“It’s amazing when people see your work, understand it, and want to see more” Niki Bañados discusses Shiver in London and the Laydeez Do Comics Awards 2019
We recently announced the winner of the Laydeez Do Comics Award 2019 was Niki Bañados for her fascinating book Shivers in London. Keen to find out more about Niki’s work and the significance of this award win, we sat down for a chat.
Congratulations on winning the Laydeez Do Comics Award, what does winning an award like this mean to you? And what inspired you to enter in the first place?
Niki Banados: Winning something like this gives me a lot of confidence that what I’m making has some sort of appeal, and is relatable, and basically up to scratch. Creating a comic often involves a lot of time feeling a bit isolated in your own head so it’s amazing when people see it and understand it, and want to see more.
Can you tell us a bit about your work Shivers in London? What the concept is and what the inspirations were?
NB: This chapter is about moving from Sydney to London, about the physical act of travel and how it feels to be contained in mid air and to arrive within this old, organic, thriving megacity. The rest of the work details snapshots of experiences here and may delve into some messy relationships… Most of it could be described as autobiographical, but very much making use of my artistic license to change the story.
What is it about the medium of graphic novels that made you want to tell your story this way?
NB: Being able to use both images and words is really helpful because I can harness the things that they say and don’t say to emphasise how things felt. The words are quite personal, like journaled thoughts, but the images are fantastical, to help me explore the experiences more metaphorically.
What other graphic novel creators inspire you?
NB: Other graphic novel creators inspire me in different ways. For example, I love the fluid linework in books like Stitches by David Small and in Rembrandt by Typex. Books like this really push me to be better at the technical aspects of art: to put the time in to understanding the human figure and how to draw it expressively.
But then there’s the storytelling aspect – a lot of autobiographical and non-fiction creators are using the medium to tell difficult stories. That’s inspiring because it takes a lot out of anyone to create in such a time consuming medium, let alone for that creation to force you to process painful or potentially irresolvable experiences.

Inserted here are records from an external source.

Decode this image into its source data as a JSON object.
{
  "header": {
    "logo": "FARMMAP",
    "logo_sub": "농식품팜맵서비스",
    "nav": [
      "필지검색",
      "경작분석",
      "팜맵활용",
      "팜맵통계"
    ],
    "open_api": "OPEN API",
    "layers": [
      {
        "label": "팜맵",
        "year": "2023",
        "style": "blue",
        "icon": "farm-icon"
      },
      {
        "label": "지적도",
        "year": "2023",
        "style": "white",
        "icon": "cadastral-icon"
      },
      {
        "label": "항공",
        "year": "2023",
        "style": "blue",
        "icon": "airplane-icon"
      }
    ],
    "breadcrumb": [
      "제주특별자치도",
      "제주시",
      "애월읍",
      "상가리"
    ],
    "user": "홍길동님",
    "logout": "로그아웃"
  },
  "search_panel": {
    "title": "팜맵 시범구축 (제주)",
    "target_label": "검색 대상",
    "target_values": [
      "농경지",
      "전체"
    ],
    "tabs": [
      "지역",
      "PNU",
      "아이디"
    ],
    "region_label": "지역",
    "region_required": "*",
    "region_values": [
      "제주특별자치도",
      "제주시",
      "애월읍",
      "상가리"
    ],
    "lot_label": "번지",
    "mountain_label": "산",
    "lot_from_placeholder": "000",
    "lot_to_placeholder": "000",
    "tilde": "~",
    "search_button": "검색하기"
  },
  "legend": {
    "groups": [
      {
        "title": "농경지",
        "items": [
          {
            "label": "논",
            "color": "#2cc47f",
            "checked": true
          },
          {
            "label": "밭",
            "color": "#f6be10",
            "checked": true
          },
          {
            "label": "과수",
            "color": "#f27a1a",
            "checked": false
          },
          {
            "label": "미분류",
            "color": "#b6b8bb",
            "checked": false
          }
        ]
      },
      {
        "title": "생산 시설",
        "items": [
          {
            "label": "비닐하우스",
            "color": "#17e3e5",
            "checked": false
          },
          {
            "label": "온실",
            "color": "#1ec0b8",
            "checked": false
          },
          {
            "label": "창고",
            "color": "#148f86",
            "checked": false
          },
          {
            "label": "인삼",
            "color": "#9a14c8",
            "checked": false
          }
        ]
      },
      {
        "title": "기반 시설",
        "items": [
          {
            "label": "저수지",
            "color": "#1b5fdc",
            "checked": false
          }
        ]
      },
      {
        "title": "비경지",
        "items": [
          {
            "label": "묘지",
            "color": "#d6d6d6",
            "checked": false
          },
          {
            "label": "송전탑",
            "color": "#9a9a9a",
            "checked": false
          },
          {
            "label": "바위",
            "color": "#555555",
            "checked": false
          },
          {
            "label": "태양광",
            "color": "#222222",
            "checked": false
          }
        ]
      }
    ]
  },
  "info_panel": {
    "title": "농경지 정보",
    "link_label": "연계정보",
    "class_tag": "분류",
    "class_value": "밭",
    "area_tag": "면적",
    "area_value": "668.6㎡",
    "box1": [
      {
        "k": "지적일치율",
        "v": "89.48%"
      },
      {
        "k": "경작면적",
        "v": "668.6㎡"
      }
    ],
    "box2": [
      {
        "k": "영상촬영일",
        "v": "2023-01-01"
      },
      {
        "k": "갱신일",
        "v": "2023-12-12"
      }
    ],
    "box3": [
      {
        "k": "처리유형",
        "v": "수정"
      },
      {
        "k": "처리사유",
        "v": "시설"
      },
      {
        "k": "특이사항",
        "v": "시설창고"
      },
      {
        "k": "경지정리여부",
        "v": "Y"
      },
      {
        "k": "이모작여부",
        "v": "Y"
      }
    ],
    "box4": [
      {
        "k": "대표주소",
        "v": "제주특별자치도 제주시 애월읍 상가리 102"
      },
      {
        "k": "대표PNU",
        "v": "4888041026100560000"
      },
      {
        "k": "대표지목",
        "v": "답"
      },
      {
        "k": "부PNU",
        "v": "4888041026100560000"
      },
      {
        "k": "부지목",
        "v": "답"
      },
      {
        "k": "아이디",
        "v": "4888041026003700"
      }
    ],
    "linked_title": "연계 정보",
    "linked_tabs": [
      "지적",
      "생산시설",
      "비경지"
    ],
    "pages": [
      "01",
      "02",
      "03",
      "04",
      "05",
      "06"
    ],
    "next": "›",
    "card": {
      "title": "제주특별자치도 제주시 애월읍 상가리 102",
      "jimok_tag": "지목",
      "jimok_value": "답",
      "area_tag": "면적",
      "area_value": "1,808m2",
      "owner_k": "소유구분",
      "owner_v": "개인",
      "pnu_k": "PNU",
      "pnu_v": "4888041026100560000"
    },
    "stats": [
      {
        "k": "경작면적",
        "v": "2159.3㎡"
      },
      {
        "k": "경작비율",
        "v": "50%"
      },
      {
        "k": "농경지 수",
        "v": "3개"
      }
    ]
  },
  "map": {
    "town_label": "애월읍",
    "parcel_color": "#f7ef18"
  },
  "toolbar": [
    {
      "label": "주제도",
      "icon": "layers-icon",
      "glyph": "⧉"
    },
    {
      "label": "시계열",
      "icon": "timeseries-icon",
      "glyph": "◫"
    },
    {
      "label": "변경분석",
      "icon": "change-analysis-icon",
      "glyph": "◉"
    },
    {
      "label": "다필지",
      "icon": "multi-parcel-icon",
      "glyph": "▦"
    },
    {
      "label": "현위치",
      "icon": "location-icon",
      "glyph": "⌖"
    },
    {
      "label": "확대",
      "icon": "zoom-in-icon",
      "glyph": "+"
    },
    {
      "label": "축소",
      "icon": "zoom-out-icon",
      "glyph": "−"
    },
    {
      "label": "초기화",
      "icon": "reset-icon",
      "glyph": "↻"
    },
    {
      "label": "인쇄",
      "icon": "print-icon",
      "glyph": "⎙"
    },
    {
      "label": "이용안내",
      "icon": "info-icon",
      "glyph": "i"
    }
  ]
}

And finally, is Shivers in London complete, or are you still working on it? How and when do you think it will be available?
NB: I’m still working on it – I think I can do about a chapter or more a month, but that’s if I’m not working on anything else at the time! I don’t have a ‘how’ yet, but I always intended to publish it online as a webtoon (infinite scroll down rather than page by page) so even if publishers aren’t interested it will still be out somewhere for others to see.